December 24, 2017. Barnesville, Pennsylvania.
That horrifying clown from my last post seems like a good place to provide some context.
On a rainier day in Berlin, I made the mistake of watching It (2017). In an attempt to pressure-wash my mind of that cinematic stillbirth, I spent the next few days reading Stevie K for the first time since high school. I made my way through much of the book in the Gin Library, sadly, and the rest on the neverending sequence of planes that got me back stateside.
The more I read, the easier it was to remember why I hated the remake so much. Came back to me a lot like the repressed childhood Derry trauma came back to the thirtysomething protagonists.
It is two things, above all. It is a scavenging predator and a spiritual entity. Visualize a ghost vulture and you’re not far off the mark. It preys on children for the same reason dingoes eat babies, and its physical form is an afterthought at best. The book explores this better than a movie ever could, but it’s easier to understand if you’ve wasted a good chunk of your life on the Lovecraft mythos; the real It, what It truly is, exists beyond the deadlights, in the empty spaces past the edge of the universe. The shapeshifter it manifests in our reality is just an appendage.
It’s like sticking your thumb into a tub of water. Technically you’re in the water, sure, and if something bit your thumb you’d find it inconvenient, but it wouldn’t ruin your lovely evening, and it certainly wouldn’t kill you.
That was my main problem with the new It movie, aside from the fact everybody lied to me about it being scary. The kid from Stranger Things beat the shit out of him with a baseball bat and, oop, that’s all it took! The interdimensional horror beyond description, the madness that has eaten our dreams and children since the dawn of time has at last been defeated. Its weakness, this whole time, was two feet of wood!
The thrashings the kids administered put It on the defensive, but they didn’t really hurt It. They just forced It to reconsider its tactics. When Eddie pulled the whole “Battery acid, fucknuts!” thing, the point was that it wasn’t battery acid, and didn’t need to be. Belief was what mattered. It defined the rules of the game, and the kids were winning anyway. That’s why It retreated until they got scared enough to lose the upper hand, and that’s why they chased It down into the sewers.

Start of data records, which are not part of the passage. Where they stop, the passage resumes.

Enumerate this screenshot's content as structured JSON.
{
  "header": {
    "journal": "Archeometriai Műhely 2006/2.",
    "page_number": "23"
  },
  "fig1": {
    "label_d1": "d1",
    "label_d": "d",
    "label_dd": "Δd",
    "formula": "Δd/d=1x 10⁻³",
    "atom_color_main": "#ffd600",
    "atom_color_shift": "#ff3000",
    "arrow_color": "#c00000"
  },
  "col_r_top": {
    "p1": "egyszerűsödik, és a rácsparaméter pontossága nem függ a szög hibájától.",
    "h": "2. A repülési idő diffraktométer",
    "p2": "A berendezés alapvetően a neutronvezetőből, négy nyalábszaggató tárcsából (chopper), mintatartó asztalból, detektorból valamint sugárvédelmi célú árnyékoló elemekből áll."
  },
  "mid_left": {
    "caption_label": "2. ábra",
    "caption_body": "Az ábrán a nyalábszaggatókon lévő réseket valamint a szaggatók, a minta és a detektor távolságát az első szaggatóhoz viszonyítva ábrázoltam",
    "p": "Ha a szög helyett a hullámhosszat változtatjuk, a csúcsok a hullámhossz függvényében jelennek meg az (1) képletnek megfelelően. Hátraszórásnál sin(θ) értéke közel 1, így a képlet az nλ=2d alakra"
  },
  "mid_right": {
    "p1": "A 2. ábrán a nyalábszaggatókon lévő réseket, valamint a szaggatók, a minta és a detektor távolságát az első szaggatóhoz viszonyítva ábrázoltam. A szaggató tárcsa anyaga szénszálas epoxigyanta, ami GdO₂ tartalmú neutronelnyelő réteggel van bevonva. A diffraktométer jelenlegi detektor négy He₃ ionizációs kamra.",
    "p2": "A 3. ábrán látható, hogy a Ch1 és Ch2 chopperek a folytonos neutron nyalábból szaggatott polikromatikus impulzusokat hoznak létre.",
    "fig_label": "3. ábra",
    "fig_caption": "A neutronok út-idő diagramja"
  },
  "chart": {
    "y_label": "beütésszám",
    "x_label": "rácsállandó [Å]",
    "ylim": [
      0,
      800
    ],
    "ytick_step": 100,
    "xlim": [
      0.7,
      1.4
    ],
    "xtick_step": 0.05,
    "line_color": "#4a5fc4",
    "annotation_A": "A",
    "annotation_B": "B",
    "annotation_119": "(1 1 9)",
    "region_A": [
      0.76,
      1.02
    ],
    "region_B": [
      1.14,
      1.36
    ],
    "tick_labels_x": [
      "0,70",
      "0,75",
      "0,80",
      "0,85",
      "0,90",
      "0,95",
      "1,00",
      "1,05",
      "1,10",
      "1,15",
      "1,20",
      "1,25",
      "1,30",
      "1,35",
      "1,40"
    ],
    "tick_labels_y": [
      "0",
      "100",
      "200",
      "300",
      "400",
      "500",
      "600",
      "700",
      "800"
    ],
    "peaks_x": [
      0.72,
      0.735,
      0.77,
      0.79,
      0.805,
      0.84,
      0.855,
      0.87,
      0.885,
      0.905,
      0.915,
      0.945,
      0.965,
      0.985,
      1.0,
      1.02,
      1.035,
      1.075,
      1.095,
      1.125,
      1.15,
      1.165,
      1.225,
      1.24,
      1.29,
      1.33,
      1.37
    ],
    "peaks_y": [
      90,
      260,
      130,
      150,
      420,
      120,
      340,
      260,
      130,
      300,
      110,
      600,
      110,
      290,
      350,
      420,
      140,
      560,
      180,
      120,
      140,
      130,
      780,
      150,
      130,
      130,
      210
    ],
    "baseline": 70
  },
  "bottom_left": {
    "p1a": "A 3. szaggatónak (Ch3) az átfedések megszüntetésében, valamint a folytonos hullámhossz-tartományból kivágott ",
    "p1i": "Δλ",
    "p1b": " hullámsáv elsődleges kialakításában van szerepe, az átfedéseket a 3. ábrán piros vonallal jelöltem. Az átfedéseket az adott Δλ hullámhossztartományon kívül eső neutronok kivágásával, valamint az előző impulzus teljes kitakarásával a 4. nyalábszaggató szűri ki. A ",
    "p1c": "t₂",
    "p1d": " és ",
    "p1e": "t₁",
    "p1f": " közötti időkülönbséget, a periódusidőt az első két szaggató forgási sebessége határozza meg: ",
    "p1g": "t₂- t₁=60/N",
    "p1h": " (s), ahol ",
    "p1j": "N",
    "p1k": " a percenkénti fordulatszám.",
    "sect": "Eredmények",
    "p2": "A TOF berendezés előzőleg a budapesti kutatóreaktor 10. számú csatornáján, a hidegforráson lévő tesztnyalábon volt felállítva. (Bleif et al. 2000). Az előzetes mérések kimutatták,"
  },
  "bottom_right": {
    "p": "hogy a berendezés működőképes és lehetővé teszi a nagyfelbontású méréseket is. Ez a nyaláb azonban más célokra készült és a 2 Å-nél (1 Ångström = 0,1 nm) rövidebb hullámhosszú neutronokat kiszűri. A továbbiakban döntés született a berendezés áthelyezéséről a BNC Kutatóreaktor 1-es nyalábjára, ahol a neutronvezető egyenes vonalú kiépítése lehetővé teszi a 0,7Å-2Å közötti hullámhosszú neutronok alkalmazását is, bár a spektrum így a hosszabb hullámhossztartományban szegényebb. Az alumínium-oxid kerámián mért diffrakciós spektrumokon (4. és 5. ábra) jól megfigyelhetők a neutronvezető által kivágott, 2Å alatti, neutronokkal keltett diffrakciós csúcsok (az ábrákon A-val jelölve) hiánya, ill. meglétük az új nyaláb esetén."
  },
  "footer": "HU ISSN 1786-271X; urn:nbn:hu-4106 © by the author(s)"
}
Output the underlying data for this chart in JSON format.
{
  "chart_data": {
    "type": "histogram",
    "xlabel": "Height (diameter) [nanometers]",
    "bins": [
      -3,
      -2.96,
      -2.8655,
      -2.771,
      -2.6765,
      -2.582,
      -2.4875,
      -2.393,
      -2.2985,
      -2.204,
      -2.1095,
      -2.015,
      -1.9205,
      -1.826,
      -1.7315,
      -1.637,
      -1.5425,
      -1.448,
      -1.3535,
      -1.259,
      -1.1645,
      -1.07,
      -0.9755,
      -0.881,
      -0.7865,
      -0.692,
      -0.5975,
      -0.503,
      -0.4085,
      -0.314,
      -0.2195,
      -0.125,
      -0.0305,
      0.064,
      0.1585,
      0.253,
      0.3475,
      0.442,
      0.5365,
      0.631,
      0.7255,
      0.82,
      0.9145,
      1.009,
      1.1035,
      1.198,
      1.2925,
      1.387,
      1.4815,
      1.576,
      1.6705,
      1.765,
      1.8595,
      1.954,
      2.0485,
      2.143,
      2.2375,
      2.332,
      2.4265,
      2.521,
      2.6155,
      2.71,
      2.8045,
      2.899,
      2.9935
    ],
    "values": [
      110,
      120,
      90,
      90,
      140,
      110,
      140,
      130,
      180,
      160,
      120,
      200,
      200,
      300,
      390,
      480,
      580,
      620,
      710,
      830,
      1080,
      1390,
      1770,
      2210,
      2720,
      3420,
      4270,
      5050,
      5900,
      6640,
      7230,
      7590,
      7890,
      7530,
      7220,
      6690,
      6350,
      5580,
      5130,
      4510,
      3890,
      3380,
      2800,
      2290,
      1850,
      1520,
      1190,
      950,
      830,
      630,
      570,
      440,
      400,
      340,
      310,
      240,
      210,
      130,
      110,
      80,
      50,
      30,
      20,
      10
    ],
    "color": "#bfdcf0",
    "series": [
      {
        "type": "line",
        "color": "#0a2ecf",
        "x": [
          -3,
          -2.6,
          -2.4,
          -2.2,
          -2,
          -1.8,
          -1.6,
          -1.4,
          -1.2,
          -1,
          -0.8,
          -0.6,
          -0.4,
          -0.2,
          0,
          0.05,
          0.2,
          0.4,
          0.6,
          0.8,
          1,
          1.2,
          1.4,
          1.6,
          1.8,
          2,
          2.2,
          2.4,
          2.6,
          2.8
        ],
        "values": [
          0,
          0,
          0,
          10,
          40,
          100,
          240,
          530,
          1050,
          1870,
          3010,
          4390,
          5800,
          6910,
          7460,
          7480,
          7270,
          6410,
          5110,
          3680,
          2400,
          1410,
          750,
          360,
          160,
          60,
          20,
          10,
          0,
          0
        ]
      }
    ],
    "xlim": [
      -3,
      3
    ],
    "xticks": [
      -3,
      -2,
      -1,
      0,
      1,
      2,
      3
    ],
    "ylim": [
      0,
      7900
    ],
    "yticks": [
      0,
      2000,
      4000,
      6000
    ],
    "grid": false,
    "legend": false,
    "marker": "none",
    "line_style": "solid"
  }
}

The ritual of Chüd was what hurt It. The shamans description of “biting through each other’s tongues and telling jokes” was metaphorical, in that they had no other vocabulary to describe that level of telepathic intimacy or the consequent battle of wills. It tried to pull them into the great emptiness where It came from, and the kids tried to pull It back, functionally yanking the supernal “greater mass” of its being into our reality. Revisiting the bathtub analogy, Stutterin’ Bill and Richie were chomping into Its thumb and trying to generate the psychic torque to pull It entirely under the water, where they go for the jugular.
That was what killed It. Not Mike’s bolt gun – which, by the way, was a travesty to the character. Mike’s family were the only ones in the book who weren’t dysfunctional.
The worst thing, I think, was how the movie neutered the book. I understand we can’t say a lot of the things we used to. Stephen King used a lot of racial and homophobic slurs, but contrary to what the, uh, intellectual elites teaching your Sociology 101 class might have told you, he didn’t do it out of repressed bigotry. Stevie K isn’t big on repressing shit, as his catalog reveals. He used these terms and perspectives to paint a picture, to construct flawed human characters and illustrate the depths of their depravity (as in the case of Henry Bowers) or to foil against them and show that most of the characters and, by extension, most people, are decent, forward-thinking human beings (as in the case of any of the protagonists reacting to Henry Bowers or that fuckin’ Patrick Hockstetter kid.)
What made the book scary was the feeling of unease that these big, charged concepts created in the reader. The warped perspectives of the antagonists, the taboo words, the racism against Mike, the homophobia by the town toughs against the gay stereotypes (admittedly not King’s most sensitive work), Bower’s and Hockstetter’s differing but steadily increasing trajectories toward sadistic madness, Eddie’s Munchausen’s syndrome, Ben’s mother overfeeding him as a substitute for love, and the physical abuse and incestual undertones of Bev’s father all served to rub your nerves raw and create this this vulnerability where the monster movie jump-scares of Pennywise the Clown don’t seem so hokey anymore. All these human horrors, the psychological kinks and malformations of Derry’s inhabitants are just symptoms, and It is the cancer causing them. Or, if you’re more of a Hobbesian, the cancer inflaming them.
That’s what made the book great, and washing them out to make the tattered remains of the narrative palatable for an emotionally delicate viewership in 2017 is what made the movie suck.